"Why if you 'ad Bill aboard this boat, in less'n a workin' day he'd 'ave her fixed up with boiler an' engine complete, an' be drivin' her like a train."
Mr. Bossom grinned.
"I'd like to see 'im twenty minutes later, just to congratilate 'im.
You see, missie, a boat can't go faster than the water travels past
'er—which is rhyme, though I made it myself, an' likewise reason.
Can she, now?"
"I s'pose not," Tilda admitted doubtfully.
"Well now, if your friend Bill started to drive th' old Success to Commerce like a train, first he'd be surprised an' disappointed to see her heavin' a two-foot wave ahead of her—maybe more, maybe less—along both banks; an' next it might annoy 'im a bit when these two waves fell together an' raised a weight o' water full on her bows, whereby she 'd travel like a slug, an' the 'arder he drove the more she wouldn' go; let be that she'd give 'im no time to cuss, even when I arsked 'im perlitely what it felt like to steer a monkey by the tail. Next an' last, if he should 'appen to find room for a look astern at the banks, it might vex 'im—bein' the best o' men as well as the cleverest—to notice that he 'adn't left no banks, to speak of. Not that 'twould matter to 'im pers'nally—'avin' no further use for 'em."

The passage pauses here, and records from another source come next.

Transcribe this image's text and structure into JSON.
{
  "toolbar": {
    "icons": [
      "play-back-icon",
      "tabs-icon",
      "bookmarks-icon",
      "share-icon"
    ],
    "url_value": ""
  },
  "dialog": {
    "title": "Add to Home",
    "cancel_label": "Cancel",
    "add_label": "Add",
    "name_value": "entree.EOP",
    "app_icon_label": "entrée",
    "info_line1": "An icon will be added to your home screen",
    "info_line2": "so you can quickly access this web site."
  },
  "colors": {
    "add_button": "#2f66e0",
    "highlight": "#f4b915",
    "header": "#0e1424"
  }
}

Tilda, confounded by this close reasoning, was about to retreat with dignity under the admission that, after all, canal-work gave no scope to a genius such as Bill's, when 'Dolph came barking to announce the near approach of Mr. Mortimer.

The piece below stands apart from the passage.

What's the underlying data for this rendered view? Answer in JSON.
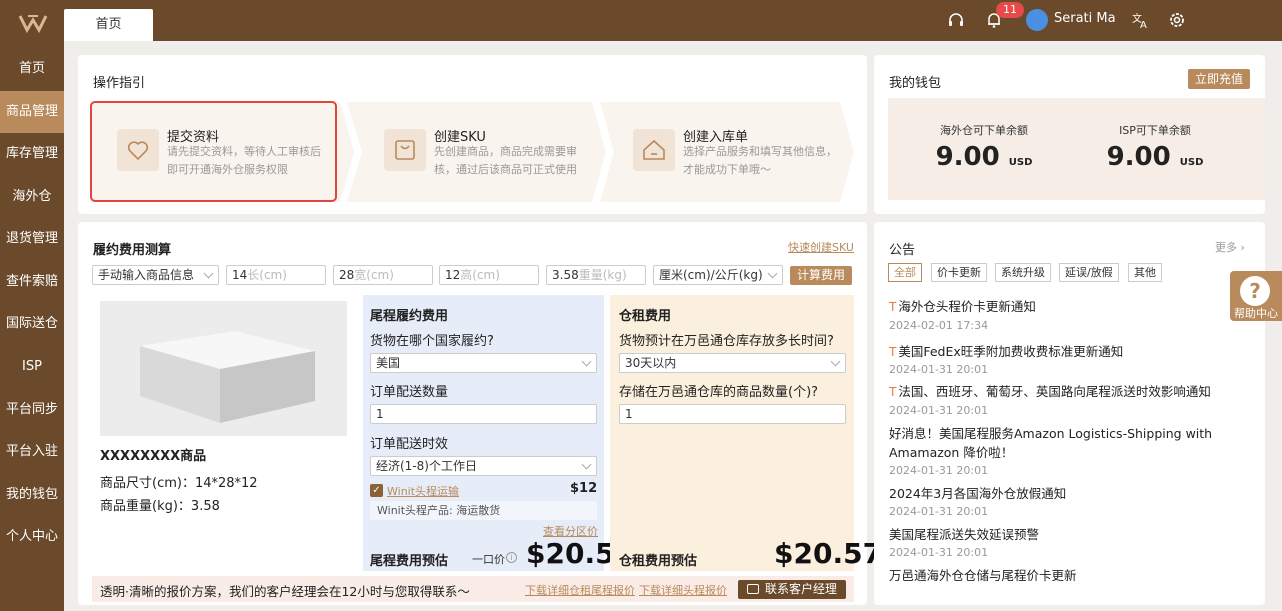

Mr. Mortimer, approaching with a gait modelled upon Henry Irving's, was clearly in radiant mood. Almost he vaulted the stile between the field and the canal bank. Alighting, he hailed the boat in nautical language—
"Ahoy, Smiles! What cheer, my hearty?"
"Gettin' along nicely, sir," reported Mr. Bossom. "Nicely, but peckish.
The same to you, I 'ope."
"Good," was the answer. "Speak to the mariners: fall to't yarely, or we run ourselves aground. Bestir, bestir!"